A lo largo de las páginas de Del amor de Dios, Bernardo apoya plenamente la reflexión y la contemplación del amor de Dios. Pero se cuida de que esa reflexión se albergue en la revelación concreta de Dios, primero y sobre todo en Su Palabra, luego en el mundo y después en la experiencia.
Este compromiso con la Escritura llevaría a Lutero y a Calvino a expresar su deuda con Bernardo. Lutero apreciaba especialmente sus escritos sobre la encarnación y la humanidad de Cristo, como se pone de manifiesto en el himno atribuido a Bernardo, Cabeza ensangrentada.

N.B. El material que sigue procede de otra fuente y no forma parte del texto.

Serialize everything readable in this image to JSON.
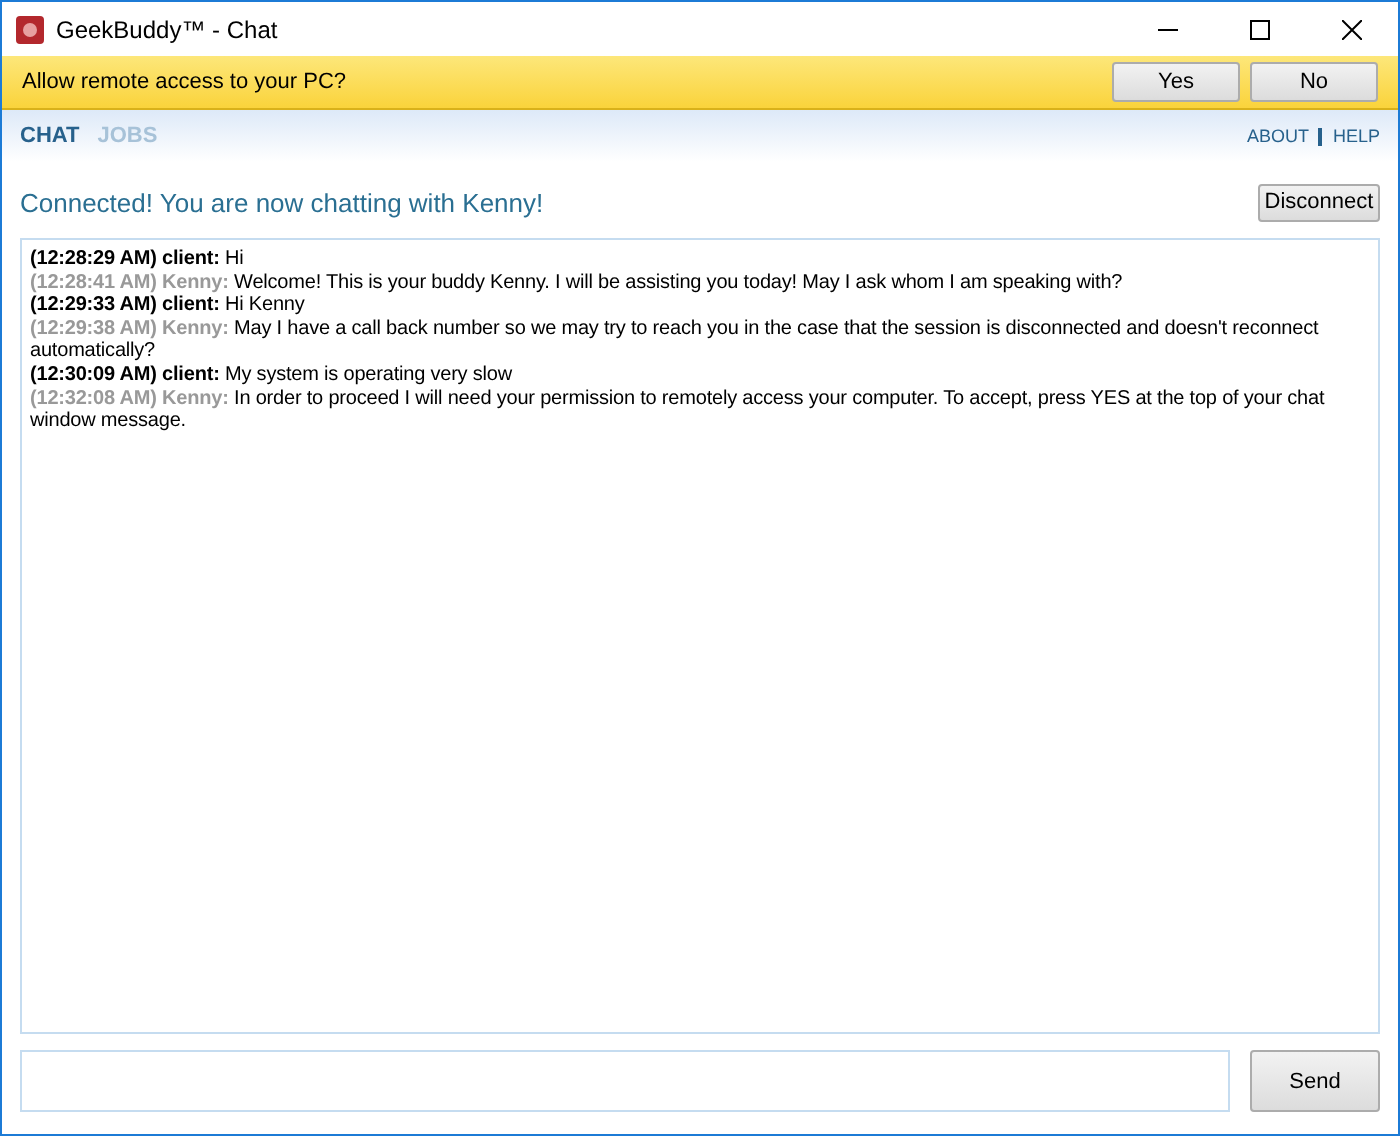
{
  "window": {
    "title": "GeekBuddy™ - Chat"
  },
  "prompt": {
    "text": "Allow remote access to your PC?",
    "buttons": [
      "Yes",
      "No"
    ]
  },
  "tabs": [
    {
      "label": "CHAT",
      "selected": true
    },
    {
      "label": "JOBS",
      "selected": false
    }
  ],
  "links": [
    "ABOUT",
    "HELP"
  ],
  "status": "Connected! You are now chatting with Kenny!",
  "disconnect_button": "Disconnect",
  "messages": [
    {
      "kind": "client",
      "time": "(12:28:29 AM)",
      "sender": "client:",
      "text": "Hi"
    },
    {
      "kind": "agent",
      "time": "(12:28:41 AM)",
      "sender": "Kenny:",
      "text": "Welcome! This is your buddy Kenny. I will be assisting you today! May I ask whom I am speaking with?"
    },
    {
      "kind": "client",
      "time": "(12:29:33 AM)",
      "sender": "client:",
      "text": "Hi Kenny"
    },
    {
      "kind": "agent",
      "time": "(12:29:38 AM)",
      "sender": "Kenny:",
      "text": "May I have a call back number so we may try to reach you in the case that the session is disconnected and doesn't reconnect automatically?"
    },
    {
      "kind": "client",
      "time": "(12:30:09 AM)",
      "sender": "client:",
      "text": "My system is operating very slow"
    },
    {
      "kind": "agent",
      "time": "(12:32:08 AM)",
      "sender": "Kenny:",
      "text": "In order to proceed I will need your permission to remotely access your computer. To accept, press YES at the top of your chat window message."
    }
  ],
  "send_button": "Send"
}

Bernardo representa un manantial refrescante en el árido entorno de la teología medieval. Pasarían aún algunos siglos hasta que llegaran los reformadores y fueran utilizados por Dios para ayudar a la iglesia a encontrar su camino. Pero nosotros podemos, al igual que aquellos reformadores, apreciar a este monje medieval y sus escritos.